"I made $150 on the street last week," said Renee Altman. "But the week before that I only made $30." For Altman, 30, "the street" is the sidewalk in front of the century-old Eastern Market at 7th and C Streets SE. On Saturday mornings, a few feet from the fresh eggs and cabbages Altman and four other professional potters offer their lasagna dishes, hanging planters and beer mugs.
Three years ago, Altman chucked her 9-to-5 job as a researcher for the Smithsonian to become a full-time potter. Now, with a 60-hour,seven-day week at about half her former salary, she says she doesn't regret the move.
"It's a more pleasing way of life," she said, citing "the physicialness of pottery as opposed to all that intellectual stuff."
"Financially, things are improving, and my cleaning bills have gone way down," she added, pointing to her studio garb of clay-spattered jeans and an old shirt covered by a smock. Altman and the other potters who work full-time at Eastern Market Pottery are washing their jeans, straightening up their studio and inviting the public in for an open house, show and sale Saturday (10 to 6) and Sunday (10 to 5).
The studio, a large room where the sun streams down through a huge skylight, is on the second floor of the old market, in what was once a tearoom. You enter through an alley at the rear. "Just follow your nose," said Altman - the entrance adjoins the Southern Maryland Seafood Co. Big, dusty sacks of clay are piled high beside the winding, lighthouse-type staircase to the studio.
"Don't get too close," warned Altman, as flames darted out between the bricks of one of the giant kilns in what used to be the tearoom kitchen. The potters take turns using the kilns, and Ellen Jaffe was firing her wares.
While her pitchers and vasess "cooked," Jaffe wedged clay on a table in the studio. "It's the opposite of kneading," she explained. "The object is to get the air bubbles out, not in. It's a Japanese technique called the chrysanthemum method," she said, pointing out flower-like folds in clay. "While what's outside is going inside, what's inside is going outside."
Like Altman, Jaffe, 31, turned to pottery from a more conventional occupation. She has worked for the District, certifying people for food stamps, and taught art at an alternative school. When the school folded last year, Jaffe decided to try to make a living at pottery.
All the potters do chores to pay for the space and materials the studio provides. Altman mixes clay, jaffe mixes glazes. Caitrine Curley, 26, cleans the studio. "I'm sorry," Jaffe apologized, "I got clay on your floor."

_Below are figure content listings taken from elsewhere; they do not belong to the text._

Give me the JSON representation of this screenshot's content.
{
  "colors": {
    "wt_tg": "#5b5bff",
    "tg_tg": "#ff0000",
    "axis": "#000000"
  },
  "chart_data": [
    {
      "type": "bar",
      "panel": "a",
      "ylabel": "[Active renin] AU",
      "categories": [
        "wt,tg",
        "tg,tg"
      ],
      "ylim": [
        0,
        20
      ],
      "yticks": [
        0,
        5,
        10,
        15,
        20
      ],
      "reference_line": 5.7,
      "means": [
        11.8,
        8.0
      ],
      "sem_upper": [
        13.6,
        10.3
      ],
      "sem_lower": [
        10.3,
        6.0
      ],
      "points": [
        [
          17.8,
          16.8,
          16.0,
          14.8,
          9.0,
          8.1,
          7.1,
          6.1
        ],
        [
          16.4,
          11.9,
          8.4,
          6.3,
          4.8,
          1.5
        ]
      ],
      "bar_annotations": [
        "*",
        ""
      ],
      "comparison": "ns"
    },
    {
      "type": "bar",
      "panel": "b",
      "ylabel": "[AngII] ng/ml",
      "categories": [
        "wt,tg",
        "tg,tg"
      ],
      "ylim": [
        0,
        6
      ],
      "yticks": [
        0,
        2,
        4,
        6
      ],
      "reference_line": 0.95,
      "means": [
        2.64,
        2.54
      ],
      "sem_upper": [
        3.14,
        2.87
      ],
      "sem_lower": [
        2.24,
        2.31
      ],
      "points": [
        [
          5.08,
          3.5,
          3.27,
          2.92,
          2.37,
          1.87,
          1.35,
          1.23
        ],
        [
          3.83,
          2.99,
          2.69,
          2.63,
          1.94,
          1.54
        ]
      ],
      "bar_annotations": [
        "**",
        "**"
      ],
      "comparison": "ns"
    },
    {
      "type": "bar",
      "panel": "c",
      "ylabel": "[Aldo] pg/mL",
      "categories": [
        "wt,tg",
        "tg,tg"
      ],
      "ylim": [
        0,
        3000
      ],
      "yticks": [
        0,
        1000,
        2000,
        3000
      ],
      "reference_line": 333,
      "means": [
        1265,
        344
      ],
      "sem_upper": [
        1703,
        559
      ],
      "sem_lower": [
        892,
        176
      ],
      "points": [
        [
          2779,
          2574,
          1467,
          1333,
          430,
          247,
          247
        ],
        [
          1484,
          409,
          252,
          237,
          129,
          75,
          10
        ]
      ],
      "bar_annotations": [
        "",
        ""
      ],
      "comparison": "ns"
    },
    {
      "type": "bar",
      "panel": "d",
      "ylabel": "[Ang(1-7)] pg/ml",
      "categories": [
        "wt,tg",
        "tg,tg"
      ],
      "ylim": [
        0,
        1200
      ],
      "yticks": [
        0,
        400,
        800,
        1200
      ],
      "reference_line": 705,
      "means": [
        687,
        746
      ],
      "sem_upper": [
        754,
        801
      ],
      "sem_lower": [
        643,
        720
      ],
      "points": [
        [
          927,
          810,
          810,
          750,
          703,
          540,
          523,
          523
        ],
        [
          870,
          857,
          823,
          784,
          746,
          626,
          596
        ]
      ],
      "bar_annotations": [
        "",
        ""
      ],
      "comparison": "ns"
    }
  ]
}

Grimacing good-naturedly, Curley explained that she had recently quit a job as a twice-a-week cleaning lady. A 1973 college graduate, Curley had used the domestic work to support her pottery habit but is now trying to make pottery pay its own way. Curley is more interested in form and simplicity than in decoration. "My work is quiet," she said. It's also humorous: Curley tends to put funny faces in odd places - on the lids of cannisters, for example, or the rims of soap dishes.
Susan Jacobs, 33, turned her potter's wheel slowly and painted a red rim around a plate as she explained how she turned to pottery after stints as a social worker in New York and as sales supervisor for the National gallery here. While working aat Eastern Market Pottery. Later she signed on as an apprentice, mixing clay, making tools, firing, cleaning and monitoring classes. One reason she likes pottery, Jacobs explained, is that it sets its own rhythm. "There are no set hours, but if you throw a pot then you have to trim it, then glaze and fire it."
Chuck Brome, who owns Eastern Market Pottery and assigns the chores, turned to the craft after serving as a Peace Corps volunteer in Ecuador and a Navy officer in Vietnam. Brome, 35, used the money he had saved in the Navy to buy the pottery business in 1971.
"I'm just barely making it," said Brome as he trailed a blue glaze over a brown beer mug. "I talk about getting out, but if I did I'd get into another craft - like photography or furniture design. Pottery is hard work. It's hard on your wrist, your lungs and your back."
The fruits of the potters' labor will be displayed from 10 to 6 Saturday and noon to 6 Sunday. A kiln will be unloaded for visitors, and refreshments, including hot cider, will be served. Items will be priced from $2, for an ashtray, to $60 for a set of four cannisters. There will also be a giant lasagna dish decorated with bold blue strokes ($30), a dark brown colander with "trailed" streaks ($16), teapots glazed blue and decorated with delicate brown brushwork ($14 to $18), a vase adorned with pussy willows and bugs ($12), and a soap dish shaped like a bathtub, with a drain in the bottom and arms, legs and a head flung over the rim ($12).